USA has reached a preliminary agreement with the Cayman Islands for the Caribbean nation to meet FATCA rules. This could act as pressure for other “tax havens” which for the moment have failed to adopt those rules.
The Cayman Islands have said they will comply with FATCA regulations which will come into force in July 2014, and for which the foundations for an intergovernmental agreement (IGA) have been laid, and, as recorded by Reuters, the official signature will be held soon
FATCA requires for foreign financial institutions to notify the U.S. tax authority (IRS) of the accounts held by U.S. citizens with more than $ 50,000. Financial institutions which do not comply will see their benefits in the U.S. undergo tax withholding of 30%, which in fact, in most cases, means evicting them from the country.
The Cayman Islands are a popular destination for registration of investment funds. The country has no income tax and is often referred to as a “tax haven”. According to industry sources, the thousands of hedge funds, private equity funds and mutual funds domiciled in Cayman Islands were in favor of reaching an agreement to preserve their access to the U.S. market.

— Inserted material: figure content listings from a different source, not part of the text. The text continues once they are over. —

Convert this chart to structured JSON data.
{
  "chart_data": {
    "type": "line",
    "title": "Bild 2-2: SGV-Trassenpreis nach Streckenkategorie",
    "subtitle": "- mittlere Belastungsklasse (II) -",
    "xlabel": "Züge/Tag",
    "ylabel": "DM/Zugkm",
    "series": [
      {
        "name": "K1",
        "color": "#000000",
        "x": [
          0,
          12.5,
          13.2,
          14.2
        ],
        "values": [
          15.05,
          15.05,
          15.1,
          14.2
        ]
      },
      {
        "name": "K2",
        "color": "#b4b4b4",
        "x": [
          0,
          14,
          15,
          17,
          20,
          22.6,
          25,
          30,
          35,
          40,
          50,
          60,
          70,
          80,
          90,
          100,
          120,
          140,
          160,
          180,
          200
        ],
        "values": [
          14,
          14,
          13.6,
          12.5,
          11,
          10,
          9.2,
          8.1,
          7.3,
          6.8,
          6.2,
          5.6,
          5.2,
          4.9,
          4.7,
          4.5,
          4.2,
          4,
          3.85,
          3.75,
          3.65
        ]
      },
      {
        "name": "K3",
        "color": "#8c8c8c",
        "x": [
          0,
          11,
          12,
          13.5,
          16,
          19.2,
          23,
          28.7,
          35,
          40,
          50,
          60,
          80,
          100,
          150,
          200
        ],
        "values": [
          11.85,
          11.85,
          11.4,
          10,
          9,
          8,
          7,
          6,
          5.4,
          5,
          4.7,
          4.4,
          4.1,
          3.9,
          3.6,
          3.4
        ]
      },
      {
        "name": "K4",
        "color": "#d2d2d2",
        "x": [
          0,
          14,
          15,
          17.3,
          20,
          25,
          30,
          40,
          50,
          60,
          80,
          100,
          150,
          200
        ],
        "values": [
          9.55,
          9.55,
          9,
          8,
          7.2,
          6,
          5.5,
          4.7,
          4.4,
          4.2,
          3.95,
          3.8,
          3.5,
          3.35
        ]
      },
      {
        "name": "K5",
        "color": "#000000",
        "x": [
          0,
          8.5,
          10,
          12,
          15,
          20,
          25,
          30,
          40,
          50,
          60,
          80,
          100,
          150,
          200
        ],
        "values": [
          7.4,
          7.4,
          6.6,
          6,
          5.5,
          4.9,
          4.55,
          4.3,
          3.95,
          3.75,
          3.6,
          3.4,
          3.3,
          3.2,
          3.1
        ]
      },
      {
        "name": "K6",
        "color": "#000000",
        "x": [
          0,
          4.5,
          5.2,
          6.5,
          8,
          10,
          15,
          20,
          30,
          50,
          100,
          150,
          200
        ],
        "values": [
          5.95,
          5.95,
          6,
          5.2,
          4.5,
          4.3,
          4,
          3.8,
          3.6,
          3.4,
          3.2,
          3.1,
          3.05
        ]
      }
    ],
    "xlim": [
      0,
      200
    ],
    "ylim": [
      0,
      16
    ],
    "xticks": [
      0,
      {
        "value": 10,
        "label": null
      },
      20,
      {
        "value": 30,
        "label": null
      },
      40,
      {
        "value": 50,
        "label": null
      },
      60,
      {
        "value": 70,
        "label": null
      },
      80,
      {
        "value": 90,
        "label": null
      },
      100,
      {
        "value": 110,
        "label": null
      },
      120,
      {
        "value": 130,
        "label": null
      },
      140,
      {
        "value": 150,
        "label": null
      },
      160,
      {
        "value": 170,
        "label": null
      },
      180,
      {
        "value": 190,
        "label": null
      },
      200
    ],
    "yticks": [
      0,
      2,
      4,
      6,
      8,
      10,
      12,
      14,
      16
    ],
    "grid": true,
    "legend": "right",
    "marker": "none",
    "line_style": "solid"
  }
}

The official signing of the FATCA agreement by Cayman Islands will put pressure on other low-tax countries which harbor investment instruments, such as Luxembourg, Bermuda and the British Virgin Islands. Ireland and Switzerland have already signed agreements with the U.S. for FATCA regulation in January and February this year.
August 19th will see the opening of a webpage for banks to register with the IRS and to ensure their compliance with FATCA. The deadline for registration is until April 25, 2014.